A denial-of-service attack (DoS attack) or distributed denial-of-service attack (DDoS attack) is an attempt
to make a computer resource unavailable to its intended users. Although the means to carry out,
motives for, and targets of a DoS attack may vary, it generally consists of the concerted efforts of a
person or people to prevent an Internet site or service from functioning efficiently or at all, temporarily
or indefinitely.

DDoS attack types include:

UDP Flood
 A UDP flood, by definition, is any DDoS attack that floods a target with User Datagram Protocol
(UDP) packets
 The goal of the attack is to flood random ports on a remote host
 This causes the host to repeatedly check for the application listening at that port, and (when no
application is found) reply with an ICMP ‘Destination Unreachable’ packet
 This process saps host resources, which can ultimately lead to inaccessibility

ICMP (Ping) Flood


 Similar in principle to the UDP flood attack, an ICMP flood overwhelms the target resource with
ICMP Echo Request (ping) packets, generally sending packets as fast as possible without waiting
for replies
 This type of attack can consume both outgoing and incoming bandwidth, since the victim’s
servers will often attempt to respond with ICMP Echo Reply packets, resulting a significant
overall system slowdown
Ping of Death
 A ping of death (“POD”) attack involves the attacker sending multiple malformed or malicious
pings to a computer
 The maximum packet length of an IP packet (including header) is 65,535 bytes.
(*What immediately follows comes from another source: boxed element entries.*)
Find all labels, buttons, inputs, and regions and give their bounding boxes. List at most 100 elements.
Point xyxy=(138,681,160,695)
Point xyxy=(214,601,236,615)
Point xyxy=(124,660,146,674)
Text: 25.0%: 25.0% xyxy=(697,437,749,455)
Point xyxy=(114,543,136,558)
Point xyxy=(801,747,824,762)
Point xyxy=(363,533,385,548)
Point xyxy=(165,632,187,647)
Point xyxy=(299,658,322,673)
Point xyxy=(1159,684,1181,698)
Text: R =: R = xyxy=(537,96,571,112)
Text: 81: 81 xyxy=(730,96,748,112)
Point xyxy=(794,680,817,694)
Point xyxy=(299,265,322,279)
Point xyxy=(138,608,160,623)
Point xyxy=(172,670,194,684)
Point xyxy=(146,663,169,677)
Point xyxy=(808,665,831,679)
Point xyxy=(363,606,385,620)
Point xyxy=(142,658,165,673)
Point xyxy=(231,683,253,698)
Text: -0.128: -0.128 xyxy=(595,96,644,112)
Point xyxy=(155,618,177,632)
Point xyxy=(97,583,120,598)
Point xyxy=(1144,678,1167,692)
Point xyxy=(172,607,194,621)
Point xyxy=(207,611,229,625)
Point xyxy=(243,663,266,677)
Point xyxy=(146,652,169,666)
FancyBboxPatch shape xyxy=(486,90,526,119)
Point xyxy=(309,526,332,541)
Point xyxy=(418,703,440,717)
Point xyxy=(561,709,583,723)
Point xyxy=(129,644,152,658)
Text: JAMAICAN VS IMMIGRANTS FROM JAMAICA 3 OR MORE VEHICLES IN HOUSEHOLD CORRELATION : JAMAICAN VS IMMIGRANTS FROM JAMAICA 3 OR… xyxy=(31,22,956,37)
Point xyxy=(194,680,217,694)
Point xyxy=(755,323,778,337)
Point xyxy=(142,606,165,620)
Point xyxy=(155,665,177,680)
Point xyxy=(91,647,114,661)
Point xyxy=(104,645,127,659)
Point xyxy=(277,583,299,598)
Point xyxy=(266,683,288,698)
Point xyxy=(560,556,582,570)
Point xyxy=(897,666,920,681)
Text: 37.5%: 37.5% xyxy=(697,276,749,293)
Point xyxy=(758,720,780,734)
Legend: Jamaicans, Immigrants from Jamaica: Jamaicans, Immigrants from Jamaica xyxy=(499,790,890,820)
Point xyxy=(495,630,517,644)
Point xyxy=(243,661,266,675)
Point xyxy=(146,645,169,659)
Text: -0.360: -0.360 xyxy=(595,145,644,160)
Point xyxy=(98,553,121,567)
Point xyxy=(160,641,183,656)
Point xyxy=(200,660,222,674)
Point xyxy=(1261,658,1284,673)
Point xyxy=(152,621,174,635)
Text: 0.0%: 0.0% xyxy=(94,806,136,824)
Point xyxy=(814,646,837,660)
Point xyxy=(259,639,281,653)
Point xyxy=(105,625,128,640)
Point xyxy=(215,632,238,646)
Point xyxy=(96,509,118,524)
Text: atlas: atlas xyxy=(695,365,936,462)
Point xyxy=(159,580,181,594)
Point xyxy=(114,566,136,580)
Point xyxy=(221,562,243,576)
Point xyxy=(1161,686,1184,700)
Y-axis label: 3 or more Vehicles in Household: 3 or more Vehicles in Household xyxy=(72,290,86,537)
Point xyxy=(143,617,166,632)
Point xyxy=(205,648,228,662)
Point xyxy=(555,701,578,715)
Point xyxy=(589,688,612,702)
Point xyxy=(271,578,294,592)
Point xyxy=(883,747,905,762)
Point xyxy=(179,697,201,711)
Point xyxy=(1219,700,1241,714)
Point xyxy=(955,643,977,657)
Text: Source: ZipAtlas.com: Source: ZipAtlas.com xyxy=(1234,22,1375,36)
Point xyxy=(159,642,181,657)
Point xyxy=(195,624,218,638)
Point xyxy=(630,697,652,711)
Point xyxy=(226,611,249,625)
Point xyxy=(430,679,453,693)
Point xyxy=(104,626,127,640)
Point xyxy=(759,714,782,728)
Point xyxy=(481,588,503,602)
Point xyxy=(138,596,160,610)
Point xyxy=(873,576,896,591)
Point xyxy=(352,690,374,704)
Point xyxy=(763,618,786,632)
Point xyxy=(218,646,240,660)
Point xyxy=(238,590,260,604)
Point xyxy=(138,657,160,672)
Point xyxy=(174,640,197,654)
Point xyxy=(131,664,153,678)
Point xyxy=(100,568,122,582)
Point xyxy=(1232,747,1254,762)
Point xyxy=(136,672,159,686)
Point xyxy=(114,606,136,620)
However, the
Data Link Layer usually poses limits to the maximum frame size – for example 1500 bytes over
an Ethernet network
 In this case, a large IP packet is split across multiple IP packets (known as fragments), and the
recipient host reassembles the IP fragments into the complete packet
 In a Ping of Death scenario, following malicious manipulation of fragment content, the recipient
ends up with an IP packet which is larger than 65,535 bytes when reassembled
 This can overflow memory buffers allocated for the packet, causing denial of service for
legitimate packets

Slowloris
 Slowloris is a highly-targeted attack, enabling one web server to take down another server,
without affecting other services or ports on the target network
 Slowloris does this by holding as many connections to the target web server open for as long as
possible
 It accomplishes this by creating connections to the target server, but sending only a partial
request
 Slowloris constantly sends more HTTP headers, but never completes a request. The targeted
server keeps each of these false connections open
 This eventually overflows the maximum concurrent connection pool, and leads to denial of
additional connections from legitimate clients

NTP Amplification
 In NTP amplification attacks, the perpetrator exploits publically-accessible Network Time
Protocol (NTP) servers to overwhelm a targeted server with UDP traffic
 The attack is defined as an amplification assault because the query-to-response ratio in such
scenarios is anywhere between 1:20 and 1:200 or more
 This means that any attacker that obtains a list of open NTP servers (e.g., by a using tool like
Metasploit or data from the Open NTP Project) can easily generate a devastating high-
bandwidth, high-volume DDoS attack.

HTTP Flood
 In an HTTP flood DDoS attack, the attacker exploits seemingly-legitimate HTTP GET or POST
requests to attack a web server or application
 HTTP floods do not use malformed packets, spoofing or reflection techniques, and require less
bandwidth than other attacks to bring down the targeted site or server
 The attack is most effective when it forces the server or application to allocate the maximum
resources possible in response to every single request
SYN Flood attack
SYN flood is a form of denial-of-service attack in which an attacker sends a succession of SYN requests
to a target's system. Normally runs like a three way handshake:
1. The client requests a connection by sending a SYN (synchronize) message to the server.
2. The server acknowledges this request by sending SYN-ACK back to the client.
3. The client responds with an ACK, and the connection is established.
When the attacking computer doesn’t reply to the SYN-ACK sent by the server it consumes resources
and
when this process is repeated a large number of times the server is rendered incapable of responding.

Zero-day DDoS Attacks


The “Zero-day” definition encompasses all unknown or new attacks, exploiting vulnerabilities for which
no patch has yet been released. The term is well-known amongst the members of the hacker
community, where the practice of trading zero-day vulnerabilities has become a popular activity.